(2007) JLP 56: 1-32
Mariano Croce and Andrea Salvatore
This article argues for an interactional conception of law, within an institutionalist legal perspective. Through a comparison between Carl Schmitt’s and Santi Romano’s concepts of law, we underscore (in (Section 1) the relevance and the role of an ethical residue in the understanding of the relationships between the legal order and society. Although both Schmitt and Romano are to be considered as institutionalist thinkers, in that their concepts of law portray the positive norm as a product of a previous social context, their final conclusions are very different.
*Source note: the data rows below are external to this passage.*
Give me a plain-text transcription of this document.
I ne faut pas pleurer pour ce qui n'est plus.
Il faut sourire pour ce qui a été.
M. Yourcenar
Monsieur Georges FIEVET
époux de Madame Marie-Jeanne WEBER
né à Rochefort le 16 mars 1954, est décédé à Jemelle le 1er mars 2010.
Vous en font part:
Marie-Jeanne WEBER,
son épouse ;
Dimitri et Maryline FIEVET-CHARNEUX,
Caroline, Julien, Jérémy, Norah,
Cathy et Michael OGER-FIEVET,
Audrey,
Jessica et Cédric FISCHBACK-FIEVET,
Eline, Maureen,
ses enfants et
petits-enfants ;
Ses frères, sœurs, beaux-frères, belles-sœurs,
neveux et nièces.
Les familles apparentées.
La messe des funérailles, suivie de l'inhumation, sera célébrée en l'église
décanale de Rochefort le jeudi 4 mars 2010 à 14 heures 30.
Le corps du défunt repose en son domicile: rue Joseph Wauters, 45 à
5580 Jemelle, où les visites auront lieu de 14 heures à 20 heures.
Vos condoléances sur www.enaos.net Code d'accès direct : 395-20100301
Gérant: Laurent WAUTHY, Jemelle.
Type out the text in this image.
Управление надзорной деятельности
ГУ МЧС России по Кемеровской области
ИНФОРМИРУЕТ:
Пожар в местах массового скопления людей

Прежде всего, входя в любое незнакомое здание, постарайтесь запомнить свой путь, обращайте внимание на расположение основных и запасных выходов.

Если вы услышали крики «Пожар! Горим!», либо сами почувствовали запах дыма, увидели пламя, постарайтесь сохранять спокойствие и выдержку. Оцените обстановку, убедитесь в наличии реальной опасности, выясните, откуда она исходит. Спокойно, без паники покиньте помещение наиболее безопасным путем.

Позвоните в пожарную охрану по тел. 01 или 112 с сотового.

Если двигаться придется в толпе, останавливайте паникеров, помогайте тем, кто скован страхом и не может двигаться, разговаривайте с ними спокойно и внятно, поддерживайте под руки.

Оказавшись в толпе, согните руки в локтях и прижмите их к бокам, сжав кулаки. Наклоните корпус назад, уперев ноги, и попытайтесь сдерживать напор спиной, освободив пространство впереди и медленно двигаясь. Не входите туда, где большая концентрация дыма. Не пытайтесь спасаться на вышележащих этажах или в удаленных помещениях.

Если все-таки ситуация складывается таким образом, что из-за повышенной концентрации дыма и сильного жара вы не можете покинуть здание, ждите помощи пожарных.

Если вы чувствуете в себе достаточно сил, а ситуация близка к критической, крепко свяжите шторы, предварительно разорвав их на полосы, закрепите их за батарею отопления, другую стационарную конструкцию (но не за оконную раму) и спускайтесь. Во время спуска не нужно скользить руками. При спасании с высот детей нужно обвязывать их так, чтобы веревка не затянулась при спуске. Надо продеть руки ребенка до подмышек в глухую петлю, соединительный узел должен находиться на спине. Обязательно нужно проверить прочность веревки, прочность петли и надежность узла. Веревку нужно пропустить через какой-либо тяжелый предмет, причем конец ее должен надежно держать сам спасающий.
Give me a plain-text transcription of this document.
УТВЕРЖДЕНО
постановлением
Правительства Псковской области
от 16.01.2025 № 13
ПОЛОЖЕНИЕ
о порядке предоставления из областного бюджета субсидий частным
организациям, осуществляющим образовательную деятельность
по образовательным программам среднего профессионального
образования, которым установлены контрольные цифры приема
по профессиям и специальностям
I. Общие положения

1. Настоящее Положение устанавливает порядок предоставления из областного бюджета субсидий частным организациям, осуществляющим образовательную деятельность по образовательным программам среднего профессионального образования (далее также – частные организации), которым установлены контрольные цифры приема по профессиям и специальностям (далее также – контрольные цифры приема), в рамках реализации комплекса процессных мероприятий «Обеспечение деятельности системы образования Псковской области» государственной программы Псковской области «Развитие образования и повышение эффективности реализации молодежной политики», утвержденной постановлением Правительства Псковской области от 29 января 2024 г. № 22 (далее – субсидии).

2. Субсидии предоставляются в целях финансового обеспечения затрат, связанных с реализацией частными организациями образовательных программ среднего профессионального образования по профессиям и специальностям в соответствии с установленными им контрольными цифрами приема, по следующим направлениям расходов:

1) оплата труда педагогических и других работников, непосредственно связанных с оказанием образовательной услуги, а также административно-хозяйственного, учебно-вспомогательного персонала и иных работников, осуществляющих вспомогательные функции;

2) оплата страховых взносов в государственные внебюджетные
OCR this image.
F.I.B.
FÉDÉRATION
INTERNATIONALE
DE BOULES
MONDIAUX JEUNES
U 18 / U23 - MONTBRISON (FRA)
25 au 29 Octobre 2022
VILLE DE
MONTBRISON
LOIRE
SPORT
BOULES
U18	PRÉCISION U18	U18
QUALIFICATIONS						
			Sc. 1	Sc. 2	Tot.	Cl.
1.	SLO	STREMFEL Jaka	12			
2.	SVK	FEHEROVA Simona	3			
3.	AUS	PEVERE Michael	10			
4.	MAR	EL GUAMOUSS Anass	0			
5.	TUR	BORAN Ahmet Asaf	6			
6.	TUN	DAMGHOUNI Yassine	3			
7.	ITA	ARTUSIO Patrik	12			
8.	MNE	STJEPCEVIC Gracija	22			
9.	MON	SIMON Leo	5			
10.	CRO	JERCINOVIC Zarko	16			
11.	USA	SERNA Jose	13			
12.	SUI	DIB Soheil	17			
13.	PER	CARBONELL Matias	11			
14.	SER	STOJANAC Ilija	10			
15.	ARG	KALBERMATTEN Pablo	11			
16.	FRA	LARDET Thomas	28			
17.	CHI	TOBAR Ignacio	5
Taking up the outcomes of such a comparison, we elucidate (in Section 2) the pivotal role of interaction within the norm-making process. In doing this, we seek to justify the four main tenets which underpin our legal conception. (a) Law is made up of a set of rules which are the conditions of possibility for durable forms of interaction. (b) A rule is a condition for the successful accomplishment of an interaction, that is to say, the condition without which the interaction would not achieve its intended aim. (c) An institution is a typified set of reiterated practices. (d) Positive law is the reflexive outlining of the effective and institutionalised rules.
These steps allow us to outline the framework of a ‘critical’ institutionalism (in Sections 3-5). Critical institutionalism, we argue, is able to integrate the interactional/ institutionalist theory with the main results of the legal pluralism paradigm. It achieves this while avoiding the weakness of ‘new institutionalism’, represented especially by MacCormick and Weinberger, that it cannot explain why interactional practices come into existence and produce institutions.